CPU: 1.0 GHz PowerPC 7455
Graphics: Mobility Radeon 9000 64 MB
RAM: 512 MB PC133
Storage: 60 GB 4200 RPM 2.5" IDE HDD
"But can it run Chrome?": No
The last titanium PowerBook, released in 2002, is my favorite laptop. It is still a modern design, with thin bezels and a relatively streamlined profile, but was built when you were still allowed to put usable ports on a laptop. The black keyboard in the silvery chassis stands out, and aesthetically, is a design Apple would of course later return to many years later with the unibody laptops. It is fantastic to type with it. The ports are all at the rear, so cables are nicely out of your way, and Apple's Brave New World of dongle hell is blissfully absent. Network connectivity includes a gigabit capable ethernet port (using the gem driver in OpenBSD), a 56k modem, and an 802.11b wireless card (using the wi driver).
I've been running OpenBSD/macppc on this and am perfectly happy with the performance.

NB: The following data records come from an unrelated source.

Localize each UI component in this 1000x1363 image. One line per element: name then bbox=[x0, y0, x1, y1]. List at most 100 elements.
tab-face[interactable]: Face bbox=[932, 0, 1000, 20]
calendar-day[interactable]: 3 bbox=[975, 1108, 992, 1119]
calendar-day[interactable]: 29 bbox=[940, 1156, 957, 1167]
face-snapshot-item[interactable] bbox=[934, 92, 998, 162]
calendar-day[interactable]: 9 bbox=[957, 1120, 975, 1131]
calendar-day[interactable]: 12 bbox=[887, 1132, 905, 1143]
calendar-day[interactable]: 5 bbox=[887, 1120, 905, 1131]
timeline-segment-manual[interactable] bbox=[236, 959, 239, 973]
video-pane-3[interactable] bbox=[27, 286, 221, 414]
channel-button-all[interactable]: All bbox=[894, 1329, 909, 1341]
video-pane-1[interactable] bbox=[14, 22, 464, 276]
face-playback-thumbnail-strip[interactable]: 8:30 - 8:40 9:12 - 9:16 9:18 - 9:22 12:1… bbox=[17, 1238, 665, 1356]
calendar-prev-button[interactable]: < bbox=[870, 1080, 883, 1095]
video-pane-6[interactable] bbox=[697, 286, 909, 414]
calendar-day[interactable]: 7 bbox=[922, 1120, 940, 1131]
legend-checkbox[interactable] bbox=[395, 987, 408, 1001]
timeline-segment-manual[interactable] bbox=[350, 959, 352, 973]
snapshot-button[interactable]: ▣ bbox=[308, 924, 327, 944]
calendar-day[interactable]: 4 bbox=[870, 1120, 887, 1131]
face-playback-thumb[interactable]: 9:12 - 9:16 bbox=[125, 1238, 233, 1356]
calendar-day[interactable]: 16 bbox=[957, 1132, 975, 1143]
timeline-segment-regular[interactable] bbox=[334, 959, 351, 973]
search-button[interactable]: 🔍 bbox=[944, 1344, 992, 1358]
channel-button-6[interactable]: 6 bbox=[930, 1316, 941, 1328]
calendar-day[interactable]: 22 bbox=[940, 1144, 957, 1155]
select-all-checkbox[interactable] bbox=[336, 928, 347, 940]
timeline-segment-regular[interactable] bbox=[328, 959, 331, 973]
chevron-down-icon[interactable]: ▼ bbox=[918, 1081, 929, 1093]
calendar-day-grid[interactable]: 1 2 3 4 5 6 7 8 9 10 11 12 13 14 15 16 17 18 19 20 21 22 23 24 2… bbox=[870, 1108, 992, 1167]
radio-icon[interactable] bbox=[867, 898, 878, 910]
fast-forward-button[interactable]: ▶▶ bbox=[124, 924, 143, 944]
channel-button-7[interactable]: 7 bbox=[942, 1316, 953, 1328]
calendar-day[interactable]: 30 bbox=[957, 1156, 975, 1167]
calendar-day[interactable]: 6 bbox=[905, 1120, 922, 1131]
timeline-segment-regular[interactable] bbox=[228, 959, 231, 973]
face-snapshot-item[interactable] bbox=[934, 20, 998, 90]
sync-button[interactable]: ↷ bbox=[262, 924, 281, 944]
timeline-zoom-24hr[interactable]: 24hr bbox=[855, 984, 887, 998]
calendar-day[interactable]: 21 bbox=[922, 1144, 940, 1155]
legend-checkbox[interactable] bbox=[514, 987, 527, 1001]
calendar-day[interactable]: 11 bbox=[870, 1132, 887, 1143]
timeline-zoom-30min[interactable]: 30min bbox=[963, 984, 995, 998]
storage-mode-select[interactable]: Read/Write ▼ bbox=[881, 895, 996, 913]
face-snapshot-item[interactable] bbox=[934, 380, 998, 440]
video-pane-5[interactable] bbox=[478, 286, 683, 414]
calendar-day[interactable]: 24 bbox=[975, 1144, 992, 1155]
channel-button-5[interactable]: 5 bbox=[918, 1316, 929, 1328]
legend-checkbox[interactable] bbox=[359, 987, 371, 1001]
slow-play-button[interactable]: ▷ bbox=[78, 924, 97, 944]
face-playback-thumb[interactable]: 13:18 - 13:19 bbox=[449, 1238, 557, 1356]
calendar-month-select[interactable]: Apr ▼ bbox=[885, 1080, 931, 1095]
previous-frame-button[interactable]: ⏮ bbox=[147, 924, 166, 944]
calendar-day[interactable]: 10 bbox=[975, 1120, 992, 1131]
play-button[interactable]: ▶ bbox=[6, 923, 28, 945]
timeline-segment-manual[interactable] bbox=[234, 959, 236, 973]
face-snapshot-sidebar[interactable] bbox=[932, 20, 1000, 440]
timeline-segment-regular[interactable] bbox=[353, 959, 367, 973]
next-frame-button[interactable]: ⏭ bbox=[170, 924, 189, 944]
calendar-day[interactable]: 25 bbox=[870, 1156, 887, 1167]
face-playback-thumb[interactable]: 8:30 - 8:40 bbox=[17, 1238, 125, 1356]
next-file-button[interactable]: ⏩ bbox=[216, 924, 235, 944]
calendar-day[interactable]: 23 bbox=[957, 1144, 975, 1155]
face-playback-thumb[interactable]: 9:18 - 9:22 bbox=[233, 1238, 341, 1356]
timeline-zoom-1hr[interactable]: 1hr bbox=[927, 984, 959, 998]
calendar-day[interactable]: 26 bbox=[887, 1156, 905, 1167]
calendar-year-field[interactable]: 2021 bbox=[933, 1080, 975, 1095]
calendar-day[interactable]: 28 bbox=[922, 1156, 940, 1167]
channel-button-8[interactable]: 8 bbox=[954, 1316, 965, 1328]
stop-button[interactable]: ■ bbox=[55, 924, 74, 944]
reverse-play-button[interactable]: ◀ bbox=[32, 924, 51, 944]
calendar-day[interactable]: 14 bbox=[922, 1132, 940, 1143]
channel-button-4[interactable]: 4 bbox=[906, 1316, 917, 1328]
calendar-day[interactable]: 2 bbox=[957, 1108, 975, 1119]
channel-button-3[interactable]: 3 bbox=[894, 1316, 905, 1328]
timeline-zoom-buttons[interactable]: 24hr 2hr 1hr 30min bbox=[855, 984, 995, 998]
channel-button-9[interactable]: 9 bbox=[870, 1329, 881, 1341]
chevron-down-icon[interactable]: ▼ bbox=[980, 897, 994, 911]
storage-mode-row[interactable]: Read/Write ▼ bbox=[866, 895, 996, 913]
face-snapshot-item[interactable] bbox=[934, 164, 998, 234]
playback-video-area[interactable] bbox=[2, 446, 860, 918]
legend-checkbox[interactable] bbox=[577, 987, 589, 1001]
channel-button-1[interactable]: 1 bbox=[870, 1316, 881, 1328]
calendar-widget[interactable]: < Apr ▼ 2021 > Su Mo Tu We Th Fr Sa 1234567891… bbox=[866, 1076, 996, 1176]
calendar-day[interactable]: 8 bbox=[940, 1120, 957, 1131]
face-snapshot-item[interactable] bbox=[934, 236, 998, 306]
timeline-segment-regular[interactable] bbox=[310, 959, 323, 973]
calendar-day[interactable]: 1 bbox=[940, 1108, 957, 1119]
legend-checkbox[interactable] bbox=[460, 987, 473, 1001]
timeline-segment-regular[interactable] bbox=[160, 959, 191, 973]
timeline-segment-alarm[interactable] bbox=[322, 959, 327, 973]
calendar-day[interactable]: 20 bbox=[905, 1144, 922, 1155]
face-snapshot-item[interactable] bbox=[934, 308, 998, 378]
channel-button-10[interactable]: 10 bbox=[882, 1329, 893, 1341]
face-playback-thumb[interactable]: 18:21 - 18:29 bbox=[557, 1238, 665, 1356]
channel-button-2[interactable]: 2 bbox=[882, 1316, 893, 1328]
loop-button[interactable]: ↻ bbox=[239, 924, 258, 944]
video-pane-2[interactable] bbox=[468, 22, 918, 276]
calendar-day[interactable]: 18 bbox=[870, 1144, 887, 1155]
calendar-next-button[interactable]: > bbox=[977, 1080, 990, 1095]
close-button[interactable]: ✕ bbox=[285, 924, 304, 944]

The wireless card is usable with the wi driver, though it cannot handle WPA or WPA2, so you may want to use a USB wireless device if you aren't willing to run an open or WEP wireless network. Graphics acceleration is provided with radeondrm, and works flawlessly. The battery in this is toast, so I have no idea about battery life. Probably not very good, but apmd does work to control the CPU speed.
The keyboard pops off easily by sliding two tabs towards you and lifting the top edge. This exposes part of the logic board, and critically, the PMU reset button in the upper right. These will downclock to 667 MHz if they do not detect a battery, and I have found that I need to reset the PMU in order for this to reliably occur. I'm sure the PMU battery is long dead and is the likely culprit here, but resetting the PMU before booting does yield full 1.0 GHz performance.
Besides the usual OpenFirmware settings changes, there is nothing special about installing OpenBSD on this, except that if you want to use disk encryption, there is no support for booting softraid-encrypted volumes on macppc. I made a separate encrypted softraid partition during install that is decrypted and mounted at /home/joe on every boot. The following lines in /etc/rc.securelevel do the job:
bioctl -c C -l /dev/wd0m softraid0
mount /dev/sd0a /home/joe
Various desktop envrionments and window managers are available, but I use cwm on everything and refuse to use anything else. For this laptop, it is blazing fast and I am so used to my shortcuts that I don't want to learn any other system. That said, you can install and run something like XFCE if you choose; it's only a pkg_add away.
For graphical web browsing, your best bet is probably Dillo or Netsurf. Dillo is quick, but does not render web pages as well as Netsurf. Lynx and other console-only browsers work great, as expected. For email, I use mutt, but claws-mail works as well if you prefer fancy graphics. The collection of macppc packages for OpenBSD is tending to dwindle, but there are many packages that will cover the basic uses.
Playing audio is possible with mplayer, and the speakers are significantly better than those on the 2014 MacBook Pro. Progress isn't always upward.
One annoying thing about this laptop is the single button trackpad. In OpenBSD, this only provides left click functionality, so right clicking or middle clicking is impossible. For pasting text in X11, middle clicking is essential. Fortunately, there is a workaround. I use xmodmap(1) to remap the F10 and F11 keys for middle click and right click, respectively.
In ~/.xmodmaprc, add the following lines:
keycode 76 = Pointer_Button2
keycode 95 = Pointer_Button3
Then, run xmodmap(1) and xkbset(1) to enable:
$ xmodmap ~/.xmodmaprc
$ xkbset m
This could be added to a script and run on xenodm startup, or run manually if you prefer.